True Witches Chronicling Our Past, Present & Future for Generations to Come
Never summon Anything you can’t banish.
Never put asafoetida on the rocks in the sweat lodge.
Do not attempt to walk more than 10 paces while wearing all of your ritual jewelry, dream bags and crystals at the same time.
When proposing to initiate someone, do not mention the Great Rite, leer, and say, “Hey, your trad or mine?”
Never laugh at someone who is skyclad. They can see you, too.
Never, ever set the Witch on fire.
Looking at nifty pictures is not a valid path to mastering the ancient grimoires. Please read thoroughly and carefully from beginning to end so that your madness and gibberings will at least make some sense.
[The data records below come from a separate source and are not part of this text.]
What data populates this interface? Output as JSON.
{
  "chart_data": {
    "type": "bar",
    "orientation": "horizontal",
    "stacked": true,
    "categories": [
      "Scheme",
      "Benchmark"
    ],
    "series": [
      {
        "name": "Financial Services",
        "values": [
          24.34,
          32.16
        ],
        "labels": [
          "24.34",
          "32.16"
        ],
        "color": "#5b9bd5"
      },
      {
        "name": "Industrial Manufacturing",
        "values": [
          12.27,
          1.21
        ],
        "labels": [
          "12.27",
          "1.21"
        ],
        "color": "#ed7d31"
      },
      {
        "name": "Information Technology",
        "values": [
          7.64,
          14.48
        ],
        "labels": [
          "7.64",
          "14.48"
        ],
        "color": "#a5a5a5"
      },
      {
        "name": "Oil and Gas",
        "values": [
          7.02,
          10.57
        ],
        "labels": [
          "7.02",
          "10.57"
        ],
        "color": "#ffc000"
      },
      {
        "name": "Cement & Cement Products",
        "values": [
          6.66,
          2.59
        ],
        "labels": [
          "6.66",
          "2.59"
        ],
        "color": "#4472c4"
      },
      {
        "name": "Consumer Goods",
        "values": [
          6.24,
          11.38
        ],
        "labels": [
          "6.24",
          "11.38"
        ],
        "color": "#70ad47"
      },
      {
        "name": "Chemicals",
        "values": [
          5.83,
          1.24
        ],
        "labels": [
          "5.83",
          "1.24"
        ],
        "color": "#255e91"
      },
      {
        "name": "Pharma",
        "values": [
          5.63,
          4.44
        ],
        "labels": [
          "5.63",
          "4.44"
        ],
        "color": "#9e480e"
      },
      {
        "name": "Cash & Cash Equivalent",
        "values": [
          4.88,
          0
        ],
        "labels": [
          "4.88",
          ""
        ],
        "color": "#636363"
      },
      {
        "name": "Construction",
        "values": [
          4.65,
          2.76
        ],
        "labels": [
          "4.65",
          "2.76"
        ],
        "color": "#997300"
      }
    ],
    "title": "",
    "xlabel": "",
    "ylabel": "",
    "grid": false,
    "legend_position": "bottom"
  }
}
A good grasp of ritual and ritual techniques are essential! In the event of a random impaling, or other accidental death amongst the participants, (see next rule) a quick thinker can improvise to ensure successful completion of the Rite. Make them another sacrifice, Demons like those.
Watch where you wave the sharp pointy items.
Avoid walking through disembodied spirits.
Carry an all purpose translators dictionary in case the ritual leader begins talking in some strange and unknown language.
Avoid joining your life force to anything with glowing red eyes.
If asked to sign a contract or pact and you are experiencing doubts or reservations, sign your neighbors name. Malevolent entities rarely ask for photo ID.
Blood is thicker than water. Soak ritual garments an extra 30-45 minutes.
While drunken weaving may be mistaken for ecstatic dancing, slurring the names of Deities is generally considered bad form.